I asked for inputs from experts without realizing that we already had that from Stam Nicolis. I was not able to recognize the expertise of his input until I studied some more literature. I think I get it now. I was obsessed with the question (that started this thread) of whether the field-amplitude operator has eigenstates of definite values of field amplitude because I have a personal dislike for discussing any entity before it has been defined. Literature that I read on QFT begins with statements like “The field amplitude is promoted to an operator.” I ask: What does that mean? What does this operator operate on? What are the mapping rules for this operator? In other words, how is this operator defined? If it was true (as I hoped) that this operator has the property that there is a set of basis vectors, eigenvectors of this operator, having definite values of field amplitude (even when a complex number and not a real number), that would provide a definition of the operator, and I would have been satisfied that the operator is defined. But, as Stam pointed out, I have been asking the wrong question. There are other ways to define operators. A textbook that I was just looking at shows that the field-amplitude operator is a superposition of operators that are individually defined by specifying their mapping rules (and are recognized as creation or annihilation operators). This superposition serves as a definition of the field-amplitude operator. So there is a definition that I can understand and I am happy now.

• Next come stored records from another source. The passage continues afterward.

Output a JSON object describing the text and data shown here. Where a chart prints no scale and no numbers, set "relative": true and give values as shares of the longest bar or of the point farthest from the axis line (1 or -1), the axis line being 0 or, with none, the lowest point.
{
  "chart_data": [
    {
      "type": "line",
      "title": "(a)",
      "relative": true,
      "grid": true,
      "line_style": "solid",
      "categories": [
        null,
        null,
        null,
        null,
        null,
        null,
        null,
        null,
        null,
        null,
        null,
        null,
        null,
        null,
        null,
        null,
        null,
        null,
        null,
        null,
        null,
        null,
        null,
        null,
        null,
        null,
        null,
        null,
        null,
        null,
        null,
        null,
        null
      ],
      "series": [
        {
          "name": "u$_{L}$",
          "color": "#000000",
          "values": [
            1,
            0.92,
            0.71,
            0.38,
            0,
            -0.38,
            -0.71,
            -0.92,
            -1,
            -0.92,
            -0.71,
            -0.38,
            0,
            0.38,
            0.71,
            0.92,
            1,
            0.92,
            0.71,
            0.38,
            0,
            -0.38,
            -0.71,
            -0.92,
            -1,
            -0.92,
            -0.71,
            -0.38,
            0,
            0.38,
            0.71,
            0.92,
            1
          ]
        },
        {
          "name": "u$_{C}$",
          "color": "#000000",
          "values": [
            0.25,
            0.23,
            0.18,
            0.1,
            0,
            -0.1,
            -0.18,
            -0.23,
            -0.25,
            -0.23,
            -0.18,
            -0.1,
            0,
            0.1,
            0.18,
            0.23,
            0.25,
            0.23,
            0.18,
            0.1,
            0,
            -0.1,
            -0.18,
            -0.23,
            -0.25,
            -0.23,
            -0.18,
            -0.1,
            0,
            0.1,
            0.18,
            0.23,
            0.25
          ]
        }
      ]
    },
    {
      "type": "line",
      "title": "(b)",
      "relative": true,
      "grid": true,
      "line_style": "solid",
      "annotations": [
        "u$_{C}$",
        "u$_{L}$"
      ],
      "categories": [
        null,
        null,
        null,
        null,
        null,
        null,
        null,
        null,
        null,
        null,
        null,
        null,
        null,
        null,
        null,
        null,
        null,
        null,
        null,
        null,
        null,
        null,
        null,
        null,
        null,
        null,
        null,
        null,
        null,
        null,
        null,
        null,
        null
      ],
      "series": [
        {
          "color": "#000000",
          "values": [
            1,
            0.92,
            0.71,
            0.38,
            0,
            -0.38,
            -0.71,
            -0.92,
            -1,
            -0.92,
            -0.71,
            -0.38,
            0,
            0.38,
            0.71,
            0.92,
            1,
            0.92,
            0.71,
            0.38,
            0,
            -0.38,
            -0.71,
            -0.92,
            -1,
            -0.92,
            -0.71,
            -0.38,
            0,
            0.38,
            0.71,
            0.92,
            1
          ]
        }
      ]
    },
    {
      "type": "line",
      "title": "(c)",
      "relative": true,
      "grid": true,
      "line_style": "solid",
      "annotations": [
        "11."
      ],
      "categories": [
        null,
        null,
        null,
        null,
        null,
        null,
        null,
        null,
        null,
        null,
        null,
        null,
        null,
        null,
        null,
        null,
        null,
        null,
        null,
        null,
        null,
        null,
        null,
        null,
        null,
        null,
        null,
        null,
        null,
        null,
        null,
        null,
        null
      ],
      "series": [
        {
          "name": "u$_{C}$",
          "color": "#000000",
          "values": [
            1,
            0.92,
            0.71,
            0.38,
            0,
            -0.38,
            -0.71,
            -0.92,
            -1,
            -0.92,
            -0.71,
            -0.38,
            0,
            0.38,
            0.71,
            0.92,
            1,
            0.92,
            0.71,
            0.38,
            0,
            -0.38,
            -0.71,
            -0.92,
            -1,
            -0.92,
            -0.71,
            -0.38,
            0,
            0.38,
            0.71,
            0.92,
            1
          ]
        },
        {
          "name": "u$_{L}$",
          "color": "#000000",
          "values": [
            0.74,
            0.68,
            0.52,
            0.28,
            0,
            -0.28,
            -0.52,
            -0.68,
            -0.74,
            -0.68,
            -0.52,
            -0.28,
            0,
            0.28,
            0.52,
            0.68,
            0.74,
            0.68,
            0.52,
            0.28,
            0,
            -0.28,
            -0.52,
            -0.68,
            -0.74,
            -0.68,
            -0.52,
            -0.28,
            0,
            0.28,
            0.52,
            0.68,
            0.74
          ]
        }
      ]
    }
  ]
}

To answer my own question, it may or may not be true that the field-amplitude operator has eigenstates having definite values of field amplitude, but (now that I have a better understanding of what Stam said) I don't care about that anymore.

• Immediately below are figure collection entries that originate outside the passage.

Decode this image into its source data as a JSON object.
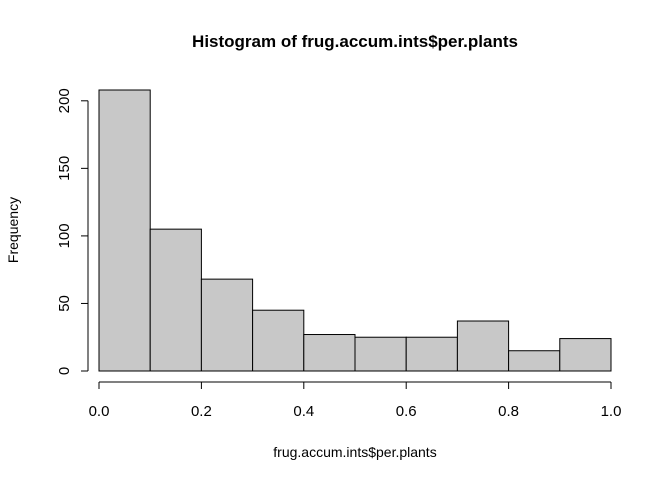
{
  "chart_data": {
    "type": "bar",
    "title": "Histogram of frug.accum.ints$per.plants",
    "xlabel": "frug.accum.ints$per.plants",
    "ylabel": "Frequency",
    "bins": [
      {
        "start": 0.0,
        "end": 0.1,
        "count": 208
      },
      {
        "start": 0.1,
        "end": 0.2,
        "count": 105
      },
      {
        "start": 0.2,
        "end": 0.3,
        "count": 68
      },
      {
        "start": 0.3,
        "end": 0.4,
        "count": 45
      },
      {
        "start": 0.4,
        "end": 0.5,
        "count": 27
      },
      {
        "start": 0.5,
        "end": 0.6,
        "count": 25
      },
      {
        "start": 0.6,
        "end": 0.7,
        "count": 25
      },
      {
        "start": 0.7,
        "end": 0.8,
        "count": 37
      },
      {
        "start": 0.8,
        "end": 0.9,
        "count": 15
      },
      {
        "start": 0.9,
        "end": 1.0,
        "count": 24
      }
    ],
    "xlim": [
      0,
      1
    ],
    "ylim": [
      0,
      208
    ],
    "x_ticks": [
      "0.0",
      "0.2",
      "0.4",
      "0.6",
      "0.8",
      "1.0"
    ],
    "y_ticks": [
      "0",
      "50",
      "100",
      "150",
      "200"
    ],
    "grid": false,
    "legend": "none",
    "colors": {
      "bar_fill": "#c8c8c8",
      "bar_stroke": "#000000"
    }
  }
}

An eigenvector is a non zero vector that changes at most by a scalar factor when characteristics of linear transformation is applied to it. Geometrically an eigenvector corresponding to a real non zero eigenvalue points in a direction in which it is streched by the transformation and the eigenvalue is the factor by which it is streched. If now field amplitude operator is not Hermitian or real then every eigenvalue should also be non real. So if we still assuming some definite eigenvalue for non real operator can not provide sense in the way how much amplitude is streched in particular direction by particular eigenvector for an assumed eigenvalue.

I'm not sure what your point is Anil Kumar Jain. It is possible for an operator to have a complex eigenvalue. For example, consider the operator

exp(-i t H/h-bar)

where H is a Hermitian operator and therefore necessarily has eigenvalues (that are all real). If E (a real number) is any eigenvalue of H, then the complex number

exp(-i t E/h-bar)

is an eigenvalue of the above operator. But I'm not sure if you are disputing this because I'm not sure what your point is.

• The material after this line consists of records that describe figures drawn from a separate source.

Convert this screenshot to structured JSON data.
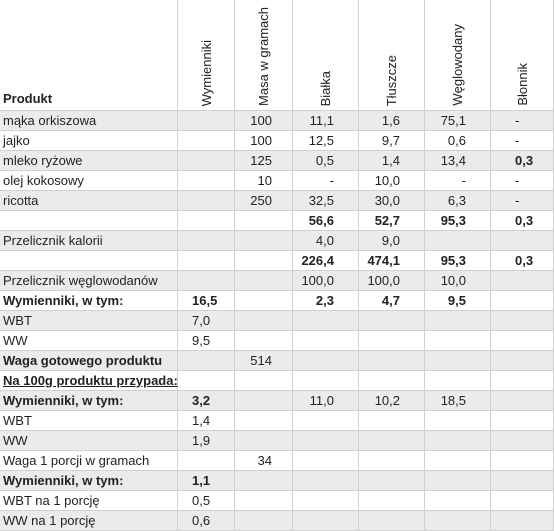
{
  "table": {
    "header": [
      "Produkt",
      "Wymienniki",
      "Masa w gramach",
      "Białka",
      "Tłuszcze",
      "Węglowodany",
      "Błonnik"
    ],
    "rows": [
      [
        "mąka orkiszowa",
        null,
        "100",
        "11,1",
        "1,6",
        "75,1",
        "-"
      ],
      [
        "jajko",
        null,
        "100",
        "12,5",
        "9,7",
        "0,6",
        "-"
      ],
      [
        "mleko ryżowe",
        null,
        "125",
        "0,5",
        "1,4",
        "13,4",
        "0,3"
      ],
      [
        "olej kokosowy",
        null,
        "10",
        "-",
        "10,0",
        "-",
        "-"
      ],
      [
        "ricotta",
        null,
        "250",
        "32,5",
        "30,0",
        "6,3",
        "-"
      ],
      [
        null,
        null,
        null,
        "56,6",
        "52,7",
        "95,3",
        "0,3"
      ],
      [
        "Przelicznik kalorii",
        null,
        null,
        "4,0",
        "9,0",
        null,
        null
      ],
      [
        null,
        null,
        null,
        "226,4",
        "474,1",
        "95,3",
        "0,3"
      ],
      [
        "Przelicznik węglowodanów",
        null,
        null,
        "100,0",
        "100,0",
        "10,0",
        null
      ],
      [
        "Wymienniki, w tym:",
        "16,5",
        null,
        "2,3",
        "4,7",
        "9,5",
        null
      ],
      [
        "WBT",
        "7,0",
        null,
        null,
        null,
        null,
        null
      ],
      [
        "WW",
        "9,5",
        null,
        null,
        null,
        null,
        null
      ],
      [
        "Waga gotowego produktu",
        null,
        "514",
        null,
        null,
        null,
        null
      ],
      [
        "Na 100g produktu przypada:",
        null,
        null,
        null,
        null,
        null,
        null
      ],
      [
        "Wymienniki, w tym:",
        "3,2",
        null,
        "11,0",
        "10,2",
        "18,5",
        null
      ],
      [
        "WBT",
        "1,4",
        null,
        null,
        null,
        null,
        null
      ],
      [
        "WW",
        "1,9",
        null,
        null,
        null,
        null,
        null
      ],
      [
        "Waga 1 porcji w gramach",
        null,
        "34",
        null,
        null,
        null,
        null
      ],
      [
        "Wymienniki, w tym:",
        "1,1",
        null,
        null,
        null,
        null,
        null
      ],
      [
        "WBT na 1 porcję",
        "0,5",
        null,
        null,
        null,
        null,
        null
      ],
      [
        "WW na 1 porcję",
        "0,6",
        null,
        null,
        null,
        null,
        null
      ]
    ]
  }
}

Anyway, I think I figured out the answer to the question that started this thread. (Unless I am making a mistake. Am I?) There are example Lagrangians for which the implied (by choice of the Lagrangian) properties of the amplitude operator include the property that it does not commute with its Hermitian conjugate. The focus here is on these kinds of Lagrangians. That the amplitude operator does not commute with its Hermitian conjugate implies that there are no field states having definite values of both, the field amplitude (a complex number) and its complex conjugate. This implies that there are no field states having definite values of both, the real part of the field amplitude and the imaginary part of the field amplitude. This implies that there are no field states that have a definite value of the (complex number) field amplitude. The conclusion, and answer to the question in this thread (if I am not making a mistake), is that the field amplitude operator has no eigenstates for the kinds of Lagrangians considered here.

By the way, the above conclusion is consistent with what Stam Nicolis said a long time ago. The square of the modulus of the field amplitude is observable (which can be shown to be eigenvalues of a Hermitian operator) but the amplitude is not, and it is not very productive to search for eigenstates of this operator. I'm not very smart and it takes me a long time to properly appreciate his inputs.